Keywords:paleobiodiversity, completeness of fossil record, rarefaction
The study on global diversity change requires an adequate method to correct diversity estimates that are readily affected by unevenness of sampling density. The diversity estimates depend on true diversity as well as sampling effort. Therefore, rarefaction to a uniform sample size causes overcorrection of diversity measures which results in an underestimate of diversity particularly when true diversity is high. Alroy (2010) introduced the shareholder quorum subsampling (SQS) method which allows to remove only the effect of sampling intensity without overcorrection. The SQS method needs to estimate the proportion of the total number of individuals belonging to an already observed species in the sample, or sample coverage. The sample coverage can be accurately estimated using Good-Turing frequency estimation when the number of occurrences for each species follows a binomial distribution and the sample size is large enough. In natural community, however, individuals are not evenly distributed among species and often a few species predominate in a community. In addition, a small sample size is common in paleontological studies, especially if we focus on regional or local diversity of a particular taxonomic group. Chao and Jost (2012) proposed coverage-based rarefaction and extrapolation methods using an improved version of the Good’s estimator of coverage. The sample coverage can also be estimated using a rarefaction curve calculated from the sample of interest: the final slope of the rarefaction curve represents the probability of encountering an individual hitherto unseen in the sample which is equal to one minus the sample coverage. However, precision and accuracy of the coverage estimators have not yet been fully verified for samples with various sizes from populations with a variety of statistical distribution.

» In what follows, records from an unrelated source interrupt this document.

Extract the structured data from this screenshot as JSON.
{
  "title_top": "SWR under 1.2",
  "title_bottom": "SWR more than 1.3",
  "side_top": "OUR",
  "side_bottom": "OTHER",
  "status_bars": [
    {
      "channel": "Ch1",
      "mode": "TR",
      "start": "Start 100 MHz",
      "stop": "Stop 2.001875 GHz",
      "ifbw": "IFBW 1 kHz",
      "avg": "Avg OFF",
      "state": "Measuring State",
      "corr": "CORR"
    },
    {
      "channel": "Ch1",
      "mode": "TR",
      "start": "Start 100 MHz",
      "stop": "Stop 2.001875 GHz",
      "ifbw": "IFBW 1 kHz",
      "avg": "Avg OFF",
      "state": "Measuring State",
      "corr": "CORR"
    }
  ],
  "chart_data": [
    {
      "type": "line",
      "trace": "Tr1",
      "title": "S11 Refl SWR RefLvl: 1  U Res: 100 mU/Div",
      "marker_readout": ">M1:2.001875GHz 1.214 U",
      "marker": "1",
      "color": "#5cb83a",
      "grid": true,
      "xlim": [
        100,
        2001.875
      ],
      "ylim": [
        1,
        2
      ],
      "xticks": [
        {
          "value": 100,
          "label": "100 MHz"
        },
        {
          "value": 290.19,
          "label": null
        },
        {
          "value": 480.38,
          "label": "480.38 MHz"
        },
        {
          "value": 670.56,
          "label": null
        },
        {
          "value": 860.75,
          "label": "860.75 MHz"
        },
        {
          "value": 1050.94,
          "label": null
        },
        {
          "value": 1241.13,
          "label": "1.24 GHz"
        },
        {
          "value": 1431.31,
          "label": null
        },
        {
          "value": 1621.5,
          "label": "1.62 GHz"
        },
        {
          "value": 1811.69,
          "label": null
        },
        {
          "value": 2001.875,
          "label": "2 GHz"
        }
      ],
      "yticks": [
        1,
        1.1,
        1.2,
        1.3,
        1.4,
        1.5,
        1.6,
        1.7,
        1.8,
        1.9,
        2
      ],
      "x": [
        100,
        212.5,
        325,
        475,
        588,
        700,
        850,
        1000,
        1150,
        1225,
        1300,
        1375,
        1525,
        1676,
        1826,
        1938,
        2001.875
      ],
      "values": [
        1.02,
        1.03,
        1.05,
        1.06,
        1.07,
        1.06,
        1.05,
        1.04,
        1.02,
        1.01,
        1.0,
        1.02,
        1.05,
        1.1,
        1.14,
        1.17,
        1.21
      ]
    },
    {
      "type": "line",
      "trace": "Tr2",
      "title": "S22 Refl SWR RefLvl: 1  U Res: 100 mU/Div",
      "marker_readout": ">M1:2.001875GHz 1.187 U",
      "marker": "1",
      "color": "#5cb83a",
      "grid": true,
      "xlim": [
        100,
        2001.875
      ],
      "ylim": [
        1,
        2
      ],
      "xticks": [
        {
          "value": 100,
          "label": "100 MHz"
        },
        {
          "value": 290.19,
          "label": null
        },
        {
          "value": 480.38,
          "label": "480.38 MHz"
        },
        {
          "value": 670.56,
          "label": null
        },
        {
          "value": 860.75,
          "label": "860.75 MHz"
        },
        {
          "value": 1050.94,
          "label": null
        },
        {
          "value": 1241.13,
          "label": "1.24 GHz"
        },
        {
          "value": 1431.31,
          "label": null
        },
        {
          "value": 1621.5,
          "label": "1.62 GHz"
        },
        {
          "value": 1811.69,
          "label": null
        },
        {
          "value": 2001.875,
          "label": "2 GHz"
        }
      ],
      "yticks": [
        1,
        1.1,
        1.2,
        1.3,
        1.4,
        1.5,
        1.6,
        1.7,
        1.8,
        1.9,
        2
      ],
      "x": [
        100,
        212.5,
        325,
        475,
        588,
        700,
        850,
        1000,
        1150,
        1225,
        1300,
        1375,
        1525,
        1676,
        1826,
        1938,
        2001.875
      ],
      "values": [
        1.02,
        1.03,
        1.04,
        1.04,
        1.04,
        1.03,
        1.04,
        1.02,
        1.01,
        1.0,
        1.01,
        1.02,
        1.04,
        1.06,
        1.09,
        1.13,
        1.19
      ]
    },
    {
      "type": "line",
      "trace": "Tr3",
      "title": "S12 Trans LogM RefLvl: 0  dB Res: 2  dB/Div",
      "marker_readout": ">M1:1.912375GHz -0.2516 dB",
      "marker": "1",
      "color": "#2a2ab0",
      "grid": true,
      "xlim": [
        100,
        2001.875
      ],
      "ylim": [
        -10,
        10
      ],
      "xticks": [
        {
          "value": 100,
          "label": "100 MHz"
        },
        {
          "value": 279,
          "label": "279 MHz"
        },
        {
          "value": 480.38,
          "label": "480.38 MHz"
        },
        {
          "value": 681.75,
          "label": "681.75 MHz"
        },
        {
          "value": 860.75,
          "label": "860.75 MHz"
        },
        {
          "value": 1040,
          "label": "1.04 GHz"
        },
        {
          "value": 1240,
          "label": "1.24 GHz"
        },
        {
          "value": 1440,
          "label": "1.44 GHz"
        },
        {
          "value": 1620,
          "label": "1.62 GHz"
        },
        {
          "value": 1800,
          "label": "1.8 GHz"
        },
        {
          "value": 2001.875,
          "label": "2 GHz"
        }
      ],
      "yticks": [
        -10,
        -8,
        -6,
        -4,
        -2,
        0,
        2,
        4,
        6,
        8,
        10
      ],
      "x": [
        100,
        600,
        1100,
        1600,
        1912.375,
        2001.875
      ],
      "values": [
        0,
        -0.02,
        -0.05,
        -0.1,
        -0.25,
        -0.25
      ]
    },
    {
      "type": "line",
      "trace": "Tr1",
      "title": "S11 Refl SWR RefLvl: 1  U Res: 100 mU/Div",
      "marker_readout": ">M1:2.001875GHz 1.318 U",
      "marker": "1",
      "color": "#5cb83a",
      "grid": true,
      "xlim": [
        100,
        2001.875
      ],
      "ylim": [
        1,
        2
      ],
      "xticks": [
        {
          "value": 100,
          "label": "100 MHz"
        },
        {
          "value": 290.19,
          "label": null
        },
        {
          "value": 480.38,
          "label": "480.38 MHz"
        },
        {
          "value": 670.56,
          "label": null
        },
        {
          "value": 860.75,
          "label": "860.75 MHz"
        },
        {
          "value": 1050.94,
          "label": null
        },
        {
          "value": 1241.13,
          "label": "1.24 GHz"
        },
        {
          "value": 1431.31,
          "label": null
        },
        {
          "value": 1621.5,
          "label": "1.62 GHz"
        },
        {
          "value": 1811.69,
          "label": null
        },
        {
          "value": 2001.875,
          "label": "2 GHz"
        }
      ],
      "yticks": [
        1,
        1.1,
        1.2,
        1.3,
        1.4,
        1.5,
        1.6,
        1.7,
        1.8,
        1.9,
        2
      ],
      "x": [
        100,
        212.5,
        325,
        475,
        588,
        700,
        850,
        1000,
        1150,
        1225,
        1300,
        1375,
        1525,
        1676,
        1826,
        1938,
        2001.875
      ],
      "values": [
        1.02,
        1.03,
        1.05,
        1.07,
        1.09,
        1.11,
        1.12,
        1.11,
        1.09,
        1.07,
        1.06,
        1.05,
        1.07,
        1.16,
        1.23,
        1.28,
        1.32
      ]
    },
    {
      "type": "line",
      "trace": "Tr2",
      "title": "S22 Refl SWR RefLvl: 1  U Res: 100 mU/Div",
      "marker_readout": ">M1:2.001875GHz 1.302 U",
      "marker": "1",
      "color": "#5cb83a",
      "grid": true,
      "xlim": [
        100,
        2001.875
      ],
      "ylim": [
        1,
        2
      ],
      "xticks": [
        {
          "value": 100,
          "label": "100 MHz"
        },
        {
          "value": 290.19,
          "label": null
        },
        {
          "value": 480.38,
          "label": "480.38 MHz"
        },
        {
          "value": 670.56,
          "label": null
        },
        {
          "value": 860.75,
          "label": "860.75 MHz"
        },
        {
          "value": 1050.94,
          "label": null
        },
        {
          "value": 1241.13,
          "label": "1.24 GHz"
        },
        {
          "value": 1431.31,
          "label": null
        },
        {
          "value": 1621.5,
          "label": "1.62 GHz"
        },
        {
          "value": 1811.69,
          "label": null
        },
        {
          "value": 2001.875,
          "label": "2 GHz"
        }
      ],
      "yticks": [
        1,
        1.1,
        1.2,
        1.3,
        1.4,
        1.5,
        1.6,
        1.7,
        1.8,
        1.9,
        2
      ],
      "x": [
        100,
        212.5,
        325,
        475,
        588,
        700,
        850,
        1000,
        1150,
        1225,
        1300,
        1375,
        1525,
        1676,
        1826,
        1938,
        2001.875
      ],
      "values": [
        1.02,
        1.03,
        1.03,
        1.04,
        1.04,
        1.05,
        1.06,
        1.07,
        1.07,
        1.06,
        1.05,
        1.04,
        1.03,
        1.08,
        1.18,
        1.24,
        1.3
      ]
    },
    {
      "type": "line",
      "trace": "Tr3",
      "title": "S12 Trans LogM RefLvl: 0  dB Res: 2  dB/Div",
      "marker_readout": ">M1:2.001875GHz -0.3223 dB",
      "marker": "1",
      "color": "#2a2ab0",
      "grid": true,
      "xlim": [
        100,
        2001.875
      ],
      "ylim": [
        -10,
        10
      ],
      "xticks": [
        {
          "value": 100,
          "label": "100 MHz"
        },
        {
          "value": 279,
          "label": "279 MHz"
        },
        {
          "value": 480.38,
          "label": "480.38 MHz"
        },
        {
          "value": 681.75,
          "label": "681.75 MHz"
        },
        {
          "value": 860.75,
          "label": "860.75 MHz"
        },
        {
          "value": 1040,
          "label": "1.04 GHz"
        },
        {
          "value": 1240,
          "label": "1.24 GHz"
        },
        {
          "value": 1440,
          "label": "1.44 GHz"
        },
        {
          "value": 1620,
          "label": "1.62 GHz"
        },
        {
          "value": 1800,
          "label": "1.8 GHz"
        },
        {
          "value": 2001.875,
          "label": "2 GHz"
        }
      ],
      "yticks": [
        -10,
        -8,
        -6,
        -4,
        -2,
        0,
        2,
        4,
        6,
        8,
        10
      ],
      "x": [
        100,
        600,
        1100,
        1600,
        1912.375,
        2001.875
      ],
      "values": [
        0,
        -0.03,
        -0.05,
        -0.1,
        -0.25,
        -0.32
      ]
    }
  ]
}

Here I assessed the robustness of the above estimators of sample coverage through a simulation study. 10,000 bootstrap samples with various sizes were taken from the populations that follow logarithmic normal distributions with various sets of parameters. The three kinds of coverage estimators as well as a true coverage were computed for each bootstrap sample. The random error of estimation of the sample coverage was assessed by calculating the standard deviation of true coverage at a fixed value of each coverage estimate. The result of the simulation shows that the precision of any of the estimators examined tends to decrease with decreasing the sample coverage. The random error of estimation is considerably great in the case with a low coverage even if the sample size is pretty large. It also increases fairly as the median of the population increases.